The first day on the glacier, March 28, we climbed Peak 6,905’, just to the east of our landing spot. After landing on the glacier and digging a few minimal trenches for our gear, we immediately set off. We were able to ski to a col northeast of the summit, and a pleasant ridge with a few rocky steps got us to the top. The mountain has two obvious high points, and because we couldn’t be certain which was higher, we tagged them both. We named the route It’s A Girl! (PD, easy snow and rock). The long Alaskan day still gave us some time to have a look at the other objectives in the valley, and as the peak was such a great vantage point, we called it the Prophet for all the promises that it gave us.

On March 30, we picked a line on neighboring Peak 8,568’, which we’d started calling Mephisto. We picke a line on the east face. Moderate névé led us to a pitch of ice climbing. As the ice thinned, a mixed pitch followed, which turned out to be a good workout. After wrestling onto the upper gully, we faced more of the perfect névé all the way to the top. We named our route Langstrasse (800m, WI4 M4) after the training venue in Zurich where we prepared for the trip.

After some forced rest due to snowfall, we set our sights on a rocky peak (ca 7,350’) north of the Prophet. After a few recon trips, we decided to try its east ridge. It took us a couple of attempts, and we started calling it the Charlatan by the time we went up there a third time.

The final part of the ridge turned out to be more rocky than expected, with beautifully sculpted granite somewhat reminiscent of the climbing in Corsica. The Charlatan pulled one last trick before the summit, when I punched through a cornice. We summited on April 7 and named the route Piled Higher and Deeper (WI2 M3) after the light, fresh snow we encountered, and because we were both set to graduate from our Ph.D. programs upon returning home.

A couple more days of sour weather followed, during which we scouted a potential gully route between the granite towers of the Obelisk (9,304’). The peak’s southwest face was first climbed in 2015 by John Giraldo and Clint Helander (Emotional Atrophy, 1,000m, WI5 M6 A0, see AAJ 2016), but the southeast face, above our glacier, hadn’t been attempted. Using binoculars and photos we took from the Prophet and the Charlatan, we pieced together a line of gullies cutting through the granite towers.

Our first attempt came to a halt when we retreated due to strong spindrift. After recuperating and allowing the snow to settle, we were back on April 11 for a second go. A gully with good névé led us to a series of mixed pitches that turned out to be the crux of the route, and we had to aid through a couple of sections. A snow ramp then led us to a pitch of ice that looked deceivingly fat, but the lower portion started disintegrating as we were climbing it. The remaining slopes went smoothly, and soon we were brewing coffee on the summit as the sun was starting to hide behind other peaks. We named our line Alternative Facts (900m, WI5 M6 A1) for the times we are living in.

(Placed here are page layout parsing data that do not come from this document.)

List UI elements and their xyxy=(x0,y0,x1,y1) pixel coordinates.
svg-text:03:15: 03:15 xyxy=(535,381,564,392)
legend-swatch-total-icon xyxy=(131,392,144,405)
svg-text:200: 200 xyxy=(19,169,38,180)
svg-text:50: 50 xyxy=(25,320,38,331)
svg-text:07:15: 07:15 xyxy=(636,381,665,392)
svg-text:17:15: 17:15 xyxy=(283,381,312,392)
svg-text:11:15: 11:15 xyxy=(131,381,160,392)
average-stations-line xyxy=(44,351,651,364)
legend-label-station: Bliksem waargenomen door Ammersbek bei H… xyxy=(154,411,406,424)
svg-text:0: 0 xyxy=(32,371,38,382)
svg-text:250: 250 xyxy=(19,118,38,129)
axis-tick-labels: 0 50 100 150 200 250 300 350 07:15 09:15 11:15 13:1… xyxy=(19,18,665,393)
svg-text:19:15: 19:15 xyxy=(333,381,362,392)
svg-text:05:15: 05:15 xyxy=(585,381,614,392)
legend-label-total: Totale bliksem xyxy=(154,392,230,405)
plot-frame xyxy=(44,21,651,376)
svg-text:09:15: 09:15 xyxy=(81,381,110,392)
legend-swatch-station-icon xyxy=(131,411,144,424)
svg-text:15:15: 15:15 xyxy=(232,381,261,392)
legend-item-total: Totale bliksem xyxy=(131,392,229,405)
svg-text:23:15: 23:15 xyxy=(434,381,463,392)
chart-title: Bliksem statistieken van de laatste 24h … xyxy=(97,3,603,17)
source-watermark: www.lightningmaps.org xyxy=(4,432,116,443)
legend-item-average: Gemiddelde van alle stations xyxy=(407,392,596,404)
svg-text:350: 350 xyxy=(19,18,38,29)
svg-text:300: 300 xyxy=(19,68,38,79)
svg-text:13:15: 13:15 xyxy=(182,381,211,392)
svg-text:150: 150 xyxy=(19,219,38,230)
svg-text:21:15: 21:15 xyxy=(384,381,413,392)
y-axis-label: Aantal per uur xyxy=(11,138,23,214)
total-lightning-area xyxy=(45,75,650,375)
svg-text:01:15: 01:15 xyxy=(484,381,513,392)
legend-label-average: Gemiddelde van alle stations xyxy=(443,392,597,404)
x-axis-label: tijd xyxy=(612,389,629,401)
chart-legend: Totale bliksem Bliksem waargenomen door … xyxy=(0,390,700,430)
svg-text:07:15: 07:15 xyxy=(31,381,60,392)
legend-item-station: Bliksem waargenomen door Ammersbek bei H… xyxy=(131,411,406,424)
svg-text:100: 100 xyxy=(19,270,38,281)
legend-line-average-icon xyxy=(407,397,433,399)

Despite the recent activity in the range, the Revelation Mountains still have many adventures stacked in the snow and granite. In particular, we regretted not having brought our climbing shoes for the imposing rock buttresses, as well as more technical skis for the many steep snow descents. We would like to thank Paul Roderick for flying us into the valley and the Academic Alpine Club Zurich for generous support of our expedition.